Audrey Hepburn was a heavy smoker, and she survived the Dutch hongerwinter. She once said that sometimes cigarettes were available when food wasn’t. I’ll bet something similar was true during the Depression. Cigarettes used to be very cheap.

Also, according to my mother, b. 1940, it was common that lots of people smoked at parties or events, but were not daily smokers. There were probably lots of stars for whom that was true as well. Now, no one does that because we know smoking is bad for you, so unless you are addicted, you don’t do it. But I’ll bet few non-smoking stars would object to lighting up for a part, the way one might do now.

You can see in recent movies and made for TV on offs which actors are real life smokers and which are not in just their mannerisms etc…

Not many actors who are popular enough to cut all smoking scenes or the won’t act the part. Show business is getting to hard to stay in the top with all the competition. Fake cigs and fake smoking seem more the norm now.

YMMV

Actually, it’s becoming fairly common to provide either non-tobacco ‘cigarettes’ or e-cigarettes to actors when the part requires them to smoke. Especially in live theatre & local productions, and schools. Not so much in big-budget Hollywood movies.

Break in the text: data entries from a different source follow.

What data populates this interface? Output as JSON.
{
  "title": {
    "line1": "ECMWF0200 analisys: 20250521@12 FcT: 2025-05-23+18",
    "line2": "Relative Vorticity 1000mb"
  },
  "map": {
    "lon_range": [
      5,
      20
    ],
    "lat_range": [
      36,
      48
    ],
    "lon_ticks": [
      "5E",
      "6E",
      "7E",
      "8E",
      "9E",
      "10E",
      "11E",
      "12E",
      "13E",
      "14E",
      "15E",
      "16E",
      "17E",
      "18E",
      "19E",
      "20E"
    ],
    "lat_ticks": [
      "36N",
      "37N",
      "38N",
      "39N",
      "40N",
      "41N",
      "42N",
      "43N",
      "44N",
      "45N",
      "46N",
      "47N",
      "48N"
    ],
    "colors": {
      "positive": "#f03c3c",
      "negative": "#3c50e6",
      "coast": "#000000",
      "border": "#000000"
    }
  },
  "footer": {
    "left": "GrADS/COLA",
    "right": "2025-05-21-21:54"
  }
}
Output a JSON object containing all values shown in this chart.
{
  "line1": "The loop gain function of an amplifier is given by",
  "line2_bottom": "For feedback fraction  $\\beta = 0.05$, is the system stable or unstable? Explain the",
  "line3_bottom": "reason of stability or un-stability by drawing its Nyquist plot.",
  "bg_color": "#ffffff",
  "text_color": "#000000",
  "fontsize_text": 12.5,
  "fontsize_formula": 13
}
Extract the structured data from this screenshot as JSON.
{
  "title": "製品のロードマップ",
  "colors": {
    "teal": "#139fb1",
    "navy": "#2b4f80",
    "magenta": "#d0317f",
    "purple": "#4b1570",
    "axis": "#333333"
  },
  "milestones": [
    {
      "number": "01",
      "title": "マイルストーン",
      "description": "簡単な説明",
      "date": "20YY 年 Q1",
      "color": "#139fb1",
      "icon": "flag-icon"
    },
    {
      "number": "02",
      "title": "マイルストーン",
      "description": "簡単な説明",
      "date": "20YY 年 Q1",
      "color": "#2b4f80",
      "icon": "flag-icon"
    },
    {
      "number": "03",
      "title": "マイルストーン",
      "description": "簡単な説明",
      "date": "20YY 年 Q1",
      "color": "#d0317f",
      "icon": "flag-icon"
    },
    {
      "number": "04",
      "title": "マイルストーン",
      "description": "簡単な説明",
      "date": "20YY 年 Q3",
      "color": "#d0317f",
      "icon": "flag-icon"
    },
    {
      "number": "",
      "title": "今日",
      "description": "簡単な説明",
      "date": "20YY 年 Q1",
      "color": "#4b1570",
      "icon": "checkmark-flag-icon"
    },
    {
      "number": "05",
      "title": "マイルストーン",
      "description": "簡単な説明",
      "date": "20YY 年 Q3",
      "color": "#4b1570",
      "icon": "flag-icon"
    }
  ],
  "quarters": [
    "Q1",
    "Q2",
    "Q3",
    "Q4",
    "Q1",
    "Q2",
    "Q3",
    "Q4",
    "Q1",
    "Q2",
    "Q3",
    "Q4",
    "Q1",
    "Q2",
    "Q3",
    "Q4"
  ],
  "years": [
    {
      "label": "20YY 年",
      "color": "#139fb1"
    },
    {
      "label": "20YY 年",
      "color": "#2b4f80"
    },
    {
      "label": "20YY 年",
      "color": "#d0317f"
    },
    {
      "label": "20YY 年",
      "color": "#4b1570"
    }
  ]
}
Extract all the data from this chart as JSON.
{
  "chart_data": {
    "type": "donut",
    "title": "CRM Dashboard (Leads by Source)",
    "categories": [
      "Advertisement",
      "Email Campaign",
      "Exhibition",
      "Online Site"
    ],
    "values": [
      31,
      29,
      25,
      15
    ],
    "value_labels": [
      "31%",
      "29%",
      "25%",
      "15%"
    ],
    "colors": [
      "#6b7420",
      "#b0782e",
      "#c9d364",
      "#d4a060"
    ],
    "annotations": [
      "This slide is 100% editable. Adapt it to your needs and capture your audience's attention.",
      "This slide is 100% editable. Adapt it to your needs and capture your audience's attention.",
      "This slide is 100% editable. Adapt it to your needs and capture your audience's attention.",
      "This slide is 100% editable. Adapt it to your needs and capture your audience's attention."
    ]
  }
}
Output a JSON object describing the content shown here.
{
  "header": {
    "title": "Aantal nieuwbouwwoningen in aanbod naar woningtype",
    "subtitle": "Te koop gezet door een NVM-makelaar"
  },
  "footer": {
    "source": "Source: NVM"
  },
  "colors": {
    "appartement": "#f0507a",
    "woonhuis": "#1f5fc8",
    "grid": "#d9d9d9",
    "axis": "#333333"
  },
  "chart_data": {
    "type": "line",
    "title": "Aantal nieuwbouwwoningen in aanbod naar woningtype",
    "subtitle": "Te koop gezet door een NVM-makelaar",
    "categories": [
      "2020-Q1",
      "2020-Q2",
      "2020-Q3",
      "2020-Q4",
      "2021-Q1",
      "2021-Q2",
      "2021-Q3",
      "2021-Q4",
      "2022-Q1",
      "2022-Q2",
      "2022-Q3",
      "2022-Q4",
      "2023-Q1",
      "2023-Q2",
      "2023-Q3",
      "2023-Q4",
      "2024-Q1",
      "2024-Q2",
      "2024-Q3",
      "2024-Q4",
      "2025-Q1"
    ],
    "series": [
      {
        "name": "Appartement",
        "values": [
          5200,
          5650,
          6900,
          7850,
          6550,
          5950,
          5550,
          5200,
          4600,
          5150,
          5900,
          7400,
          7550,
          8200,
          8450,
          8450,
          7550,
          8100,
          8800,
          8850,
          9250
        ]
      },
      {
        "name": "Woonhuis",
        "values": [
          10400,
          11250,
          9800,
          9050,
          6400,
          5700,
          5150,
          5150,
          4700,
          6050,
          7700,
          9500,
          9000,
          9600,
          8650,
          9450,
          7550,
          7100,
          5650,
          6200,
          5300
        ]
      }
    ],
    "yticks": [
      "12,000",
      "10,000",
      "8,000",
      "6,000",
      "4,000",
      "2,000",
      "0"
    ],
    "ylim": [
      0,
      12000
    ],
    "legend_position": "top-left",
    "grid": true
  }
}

This seems to be more about liability worries of the producing company – fear that 10 years from now the actor who gets cancer will sue your company.

And the Oxford English Dictionary’s first citation for the term “cancer stick” to mean cigarette is from 1958. (And with such slang terms, the first printed use presumably postdates the first use in everyday speech by some time.) From the same source, “coffin-nail” for cigarette goes back to at least as early as 1888.

Other non-smokers were Fay Wray, Eddie Albert (of Green Acres fame), Ed Begley Sr., Sidney Poitier, Maureen O’Hara, Charlton Heston, Dolores del Rio, Johnny Weissmuller, Neil Hamilton, Cyd Charisse, Bill “Bojangles” Robinson, Red Skelton, and Alan Napier.